Hey
I wanted to try and something like this - run STAR once, and then use the outputs it produces for downstream quantification (via RSEM or Salmon), and fusion finding as well (via STAR-Fusion).
I first set the parameters on STAR as recommended by the RSEM toolkit (the Encode pipeline parameters).
Then I started adding in parameters as recommended by the STAR-Fusion toolkit (by looking at the SF code to see which parameters it uses).
Then I wanted to see how the quantification results (i.e. TPM) change after setting these additional parameters on STAR.
I analyzed this only for one sample currently, and wanted to just ask a few question before continuing on.
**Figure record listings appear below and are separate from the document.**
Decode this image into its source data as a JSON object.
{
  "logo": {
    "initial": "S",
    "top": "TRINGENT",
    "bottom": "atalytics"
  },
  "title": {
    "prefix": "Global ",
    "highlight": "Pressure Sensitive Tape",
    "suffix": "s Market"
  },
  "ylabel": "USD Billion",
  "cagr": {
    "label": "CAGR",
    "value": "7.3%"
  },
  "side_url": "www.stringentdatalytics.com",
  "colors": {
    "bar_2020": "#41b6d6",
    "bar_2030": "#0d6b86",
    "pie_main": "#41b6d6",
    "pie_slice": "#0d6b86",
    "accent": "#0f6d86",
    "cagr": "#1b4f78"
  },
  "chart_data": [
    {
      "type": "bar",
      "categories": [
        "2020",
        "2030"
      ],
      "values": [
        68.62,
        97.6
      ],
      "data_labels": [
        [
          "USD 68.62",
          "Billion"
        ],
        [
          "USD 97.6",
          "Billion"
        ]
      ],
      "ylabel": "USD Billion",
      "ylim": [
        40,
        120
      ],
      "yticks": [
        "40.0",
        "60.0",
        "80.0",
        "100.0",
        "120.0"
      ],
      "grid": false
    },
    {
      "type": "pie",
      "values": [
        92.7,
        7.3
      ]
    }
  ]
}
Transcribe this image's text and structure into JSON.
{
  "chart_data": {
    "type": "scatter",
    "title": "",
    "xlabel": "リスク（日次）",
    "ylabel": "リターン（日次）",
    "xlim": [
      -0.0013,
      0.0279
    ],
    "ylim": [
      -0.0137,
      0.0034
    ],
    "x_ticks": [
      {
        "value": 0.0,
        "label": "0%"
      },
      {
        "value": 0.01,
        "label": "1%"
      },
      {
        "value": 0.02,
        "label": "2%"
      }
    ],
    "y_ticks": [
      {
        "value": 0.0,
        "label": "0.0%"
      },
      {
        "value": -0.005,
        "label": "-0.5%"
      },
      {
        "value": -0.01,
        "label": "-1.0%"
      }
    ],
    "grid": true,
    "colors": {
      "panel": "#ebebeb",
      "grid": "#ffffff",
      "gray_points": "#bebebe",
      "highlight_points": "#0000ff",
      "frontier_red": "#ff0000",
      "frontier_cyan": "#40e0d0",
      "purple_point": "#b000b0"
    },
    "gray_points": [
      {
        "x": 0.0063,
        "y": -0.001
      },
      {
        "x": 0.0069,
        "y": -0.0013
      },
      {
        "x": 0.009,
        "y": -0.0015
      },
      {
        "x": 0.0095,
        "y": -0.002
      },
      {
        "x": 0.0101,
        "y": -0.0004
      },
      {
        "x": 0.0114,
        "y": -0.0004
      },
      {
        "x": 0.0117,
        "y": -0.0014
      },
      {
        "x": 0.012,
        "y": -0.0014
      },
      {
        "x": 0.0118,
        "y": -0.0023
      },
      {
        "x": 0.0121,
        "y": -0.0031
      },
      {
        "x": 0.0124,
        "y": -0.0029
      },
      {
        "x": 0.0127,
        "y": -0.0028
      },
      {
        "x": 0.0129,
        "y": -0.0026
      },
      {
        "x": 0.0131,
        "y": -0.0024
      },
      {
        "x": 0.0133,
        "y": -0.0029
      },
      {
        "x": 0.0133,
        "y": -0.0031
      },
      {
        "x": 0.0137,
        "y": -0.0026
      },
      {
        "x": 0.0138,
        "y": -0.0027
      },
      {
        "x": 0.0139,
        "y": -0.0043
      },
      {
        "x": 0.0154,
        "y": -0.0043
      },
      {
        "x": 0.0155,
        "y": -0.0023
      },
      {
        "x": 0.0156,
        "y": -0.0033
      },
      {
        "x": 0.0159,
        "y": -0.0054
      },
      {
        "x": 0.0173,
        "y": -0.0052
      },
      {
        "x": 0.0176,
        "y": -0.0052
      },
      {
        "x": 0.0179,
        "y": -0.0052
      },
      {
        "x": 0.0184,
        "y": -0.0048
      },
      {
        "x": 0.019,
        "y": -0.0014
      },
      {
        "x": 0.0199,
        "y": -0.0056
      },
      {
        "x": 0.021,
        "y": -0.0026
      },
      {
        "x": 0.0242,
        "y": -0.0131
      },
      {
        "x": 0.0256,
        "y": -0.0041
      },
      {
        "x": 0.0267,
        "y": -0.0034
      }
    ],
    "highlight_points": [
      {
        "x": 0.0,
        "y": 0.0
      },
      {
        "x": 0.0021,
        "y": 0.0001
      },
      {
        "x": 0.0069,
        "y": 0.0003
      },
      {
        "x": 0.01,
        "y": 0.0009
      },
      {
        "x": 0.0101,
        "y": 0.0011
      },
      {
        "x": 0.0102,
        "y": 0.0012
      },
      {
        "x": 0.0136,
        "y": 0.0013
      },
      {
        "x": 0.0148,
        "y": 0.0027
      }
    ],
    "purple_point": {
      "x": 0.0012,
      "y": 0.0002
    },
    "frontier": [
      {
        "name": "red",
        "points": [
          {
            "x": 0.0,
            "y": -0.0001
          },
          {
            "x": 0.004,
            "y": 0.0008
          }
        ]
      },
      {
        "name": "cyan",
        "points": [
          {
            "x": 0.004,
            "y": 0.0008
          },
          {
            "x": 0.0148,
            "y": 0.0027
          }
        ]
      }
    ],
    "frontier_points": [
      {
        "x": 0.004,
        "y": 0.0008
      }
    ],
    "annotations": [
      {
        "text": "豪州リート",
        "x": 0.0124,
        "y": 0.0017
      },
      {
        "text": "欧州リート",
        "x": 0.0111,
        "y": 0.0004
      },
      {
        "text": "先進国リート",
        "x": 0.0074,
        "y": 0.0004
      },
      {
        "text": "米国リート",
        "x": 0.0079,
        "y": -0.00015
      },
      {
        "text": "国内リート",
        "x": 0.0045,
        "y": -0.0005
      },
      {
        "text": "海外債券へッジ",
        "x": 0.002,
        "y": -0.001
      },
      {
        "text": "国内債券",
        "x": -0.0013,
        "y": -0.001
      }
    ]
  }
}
So, after running my quantification tool for different parameter-space configurations, I calculated the Pearson coefficient of correlation (if some other measure is better, please do let me know) with respect to the configuration where only the quantification parameters are set (Encode pipeline), and no STAR-Fusion parameters are present at all.
If adding in all parameters that STAR-Fusion 1.9 recommends, I get the Pearson coefficient of 0.95 (for my particular sample in question).
Then I started playing around with the parameters, and noted that the parameters that affect this the most are the peOverlap parameters (i.e. --peOverlapNbasesMin and --peOverlapMMp).
The defaults are 0 and 0.01, while the STAR-Fusion code sets this to 12 and 0.1, respectively.
If leave these two parameters to their default values, I get the Pearson coefficient of 0.99.
So I just wanted to write up my observing and possibly get an opinion on the feasibility of running such a pipeline.
Running alignment once and then doing downstream analysis would surely save a lot of time/compute-power, hence my wish to try this.
Even though the peOverlap parameters aren't in the Encode pipeline (they probably didn't even exist when the Encode pipeline was specified first), it doesn't seem to me that I should always explicitly leave them as defaults, even for quantification - based on the description of the peOverlap parameters, merging of reads with short insert sizes doesn't seem like something critical that should not be done (maybe even the opposite?).
If you have any comments on this (Alex or Brian), I'll gladly listen you your advice!
Thank you upfront for any answers as well!